With a glut on the horizon, apparel makers are hoping a reduction in cotton prices would reverse a year-long trend of price increases. The Cotton Association of India has pegged production at 380 lakh bales this year; manufacturers are looking forward to sourcing at lower rates and passing on the benefit to buyers.

The key determinant in apparel pricing — cotton rates — has been on an uptrend. The 30-count cotton yarn sold by mills touched a high of Rs 240 a kg in September from Rs 200 in January this year. Although prices slipped to Rs 221 a kg in November, most manufacturers were not able to cash in on that because orders are usually booked six months in advance. On a year-on-year basis, the benchmark 40s-count yarn prices have gone up by 20 per cent.

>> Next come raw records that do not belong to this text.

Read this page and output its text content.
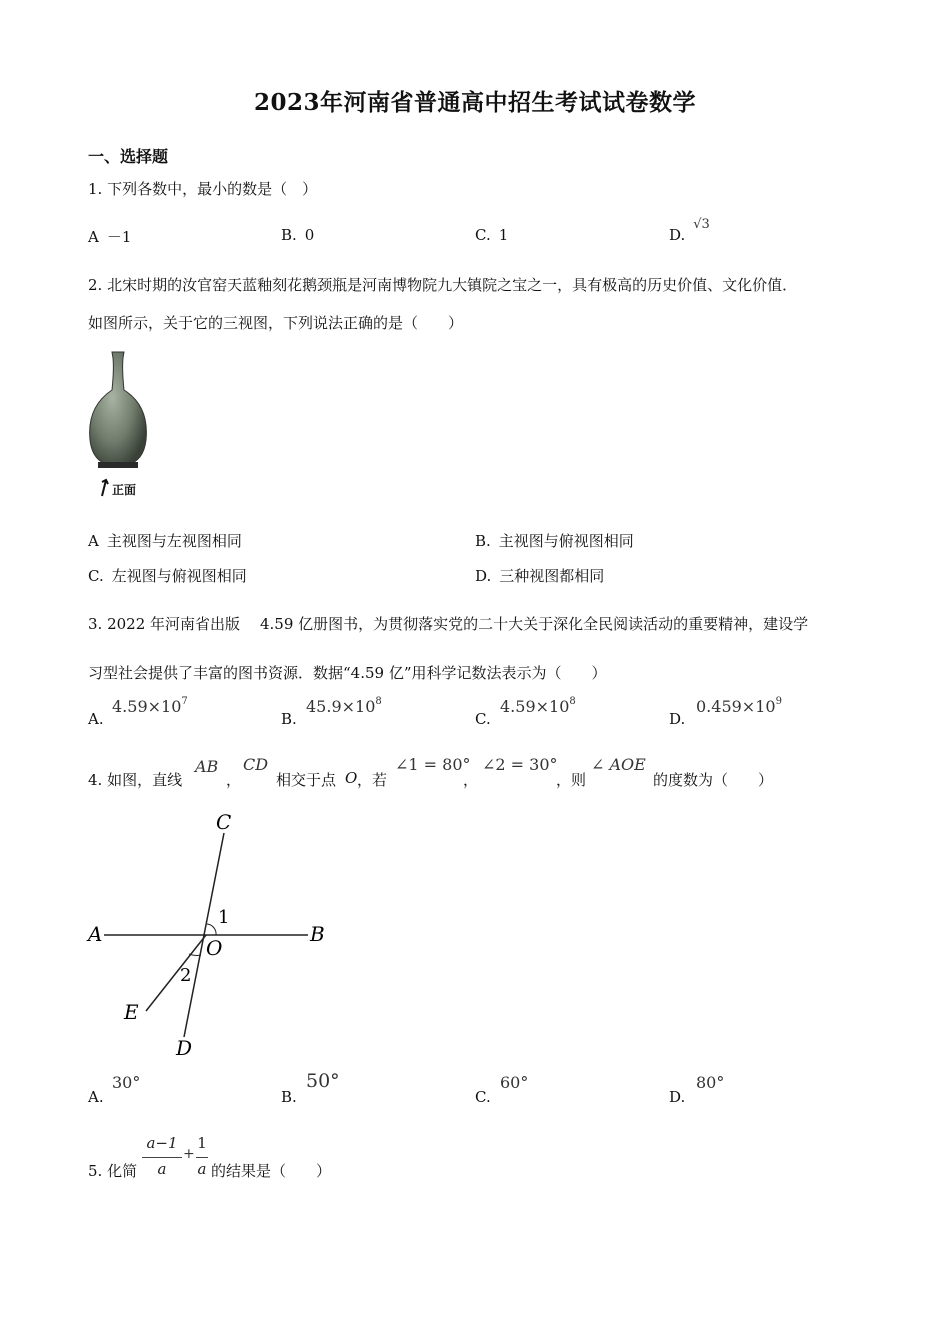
2023年河南省普通高中招生考试试卷数学
一、选择题
1. 下列各数中，最小的数是（　）
A －1	B. 0	C. 1	D.√3
2. 北宋时期的汝官窑天蓝釉刻花鹅颈瓶是河南博物院九大镇院之宝之一，具有极高的历史价值、文化价值．
如图所示，关于它的三视图，下列说法正确的是（　　）
正面
A 主视图与左视图相同	B. 主视图与俯视图相同
C. 左视图与俯视图相同	D. 三种视图都相同
3. 2022 年河南省出版 4.59 亿册图书，为贯彻落实党的二十大关于深化全民阅读活动的重要精神，建设学
习型社会提供了丰富的图书资源．数据“4.59 亿”用科学记数法表示为（　　）
A.
$4.59\times 10^7$
B.
$45.9\times 10^8$
C.
$4.59\times 10^8$
D.
$0.459\times 10^9$
4. 如图，直线
AB
，
CD
相交于点 O ，若
∠1 = 80°
，
∠2 = 30°
，则
∠ AOE
的度数为（　　）
C
A	B
O
1
2
E
D
A.
30°
B.
50°
C.
60°
D.
80°
5. 化简
a−1
a
+
1
a 的结果是（　　）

Garment makers have been pushing for duty-free import of cotton yarn as a price-stabilising measure, after the Centre allowed raw cotton shipments into the country, said Mohan Sadhwani, Executive Director, Clothing Manufacturers Association of India. “There are a lot of stakeholders in the supply chain, right from the cotton grower to the garment maker. So, this could take time.”

Vardhman Textiles, part of the Rs 5,252-crore Vardhman Group, which churns out 55 tonnes of yarn a day at its Ludhiana unit, said a reduction in yarn prices will depend on whether China goes ahead with the import restriction it is considering. D.L. Sharma, Managing Director, Vardhman Yarns and Textiles Ltd, says, “Yarn prices may come down in India if China decides to cut down on imports.” About 60 per cent of the company’s yarn is sold to domestic apparel makers, while the rest make up for exports.

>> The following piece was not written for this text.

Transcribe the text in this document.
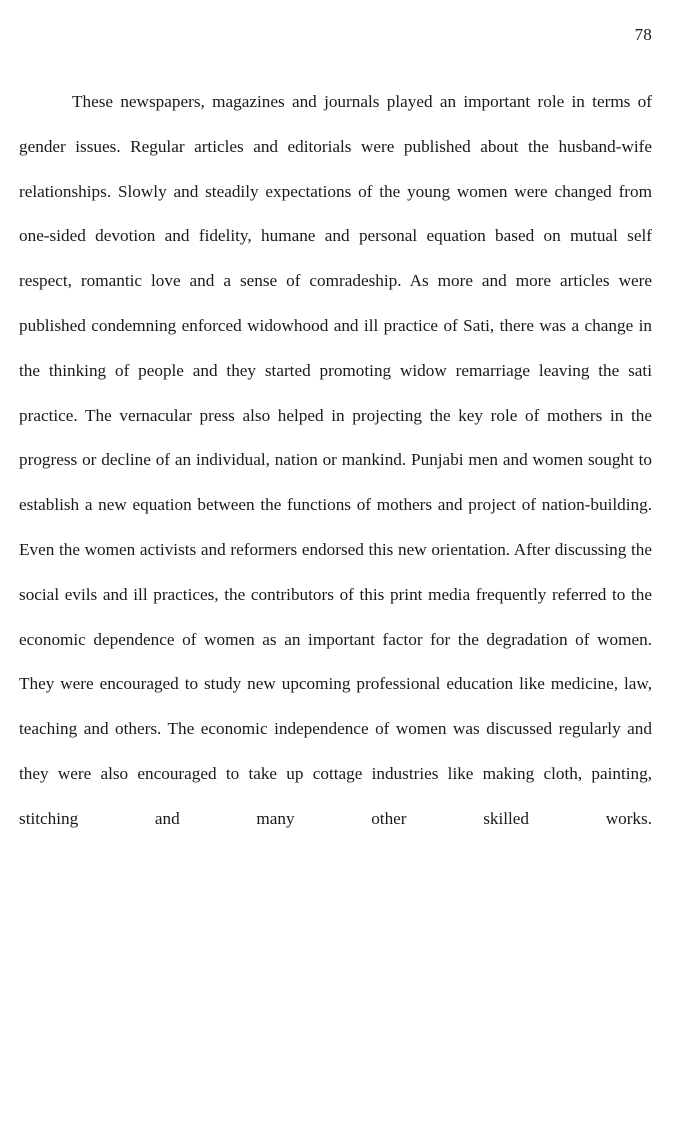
78

These newspapers, magazines and journals played an important role in terms of gender issues. Regular articles and editorials were published about the husband-wife relationships. Slowly and steadily expectations of the young women were changed from one-sided devotion and fidelity, humane and personal equation based on mutual self respect, romantic love and a sense of comradeship. As more and more articles were published condemning enforced widowhood and ill practice of Sati, there was a change in the thinking of people and they started promoting widow remarriage leaving the sati practice. The vernacular press also helped in projecting the key role of mothers in the progress or decline of an individual, nation or mankind. Punjabi men and women sought to establish a new equation between the functions of mothers and project of nation-building. Even the women activists and reformers endorsed this new orientation. After discussing the social evils and ill practices, the contributors of this print media frequently referred to the economic dependence of women as an important factor for the degradation of women. They were encouraged to study new upcoming professional education like medicine, law, teaching and others. The economic independence of women was discussed regularly and they were also encouraged to take up cottage industries like making cloth, painting, stitching and many other skilled works.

Suppliers have raised fabric prices too by 30 per cent over the last two years, says Jacob John, Brand Head, Louis Philippe. The Aditya Birla Group brand, which sources raw cotton, cotton yarn, and fabrics to make high-priced garments at its factory in Bangalore, says it has hiked apparel prices by 25 per cent on account of rising raw material costs. “We’d like to give our consumers a reason to cheer” but that depends of whether costs come down. Although the brand’s revenue has grown year-on-year, rising input costs have put operating margins under pressure.

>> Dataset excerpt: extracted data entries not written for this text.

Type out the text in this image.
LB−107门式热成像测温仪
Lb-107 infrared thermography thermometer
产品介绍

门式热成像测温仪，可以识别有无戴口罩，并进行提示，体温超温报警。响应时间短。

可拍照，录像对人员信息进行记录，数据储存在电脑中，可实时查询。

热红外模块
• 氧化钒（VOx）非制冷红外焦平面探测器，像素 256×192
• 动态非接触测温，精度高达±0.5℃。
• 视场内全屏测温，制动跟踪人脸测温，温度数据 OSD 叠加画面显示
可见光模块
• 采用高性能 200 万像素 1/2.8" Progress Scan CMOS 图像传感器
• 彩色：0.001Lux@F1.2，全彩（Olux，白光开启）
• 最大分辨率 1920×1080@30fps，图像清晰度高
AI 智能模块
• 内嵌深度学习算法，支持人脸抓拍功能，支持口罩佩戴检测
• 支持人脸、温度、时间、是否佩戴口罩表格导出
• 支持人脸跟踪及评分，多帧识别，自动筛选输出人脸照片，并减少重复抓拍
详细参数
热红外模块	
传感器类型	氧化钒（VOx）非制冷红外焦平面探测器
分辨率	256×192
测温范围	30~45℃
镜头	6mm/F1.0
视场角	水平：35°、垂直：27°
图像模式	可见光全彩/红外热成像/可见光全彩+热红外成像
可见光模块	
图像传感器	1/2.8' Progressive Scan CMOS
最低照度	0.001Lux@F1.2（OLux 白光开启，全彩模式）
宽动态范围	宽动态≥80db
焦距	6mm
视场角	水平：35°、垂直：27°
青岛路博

K. Selvaraju, Secretary-General, Southern India Mills Association, says supply to domestic apparel manufacturers has increased 15 per cent so far this year, and exports have gone up 49 per cent, mainly due to a recovery in the US and UK markets and diversion to India of orders from Bangladesh. However, for domestic manufacturers, the price of cotton may not go below Rs 38,000 a candy (356 kg), he said.

A. Shakthivel, Chairman, Apparel Export Promotion Council, says pricing, more than availability, is the problem for garment makers. “Earlier, power cuts and low capacity hurt production, resulting in wrangles with mill owners over stock delivery. But with increased capacity at mills, labour shortage and cotton pricing are proving to be a problem.”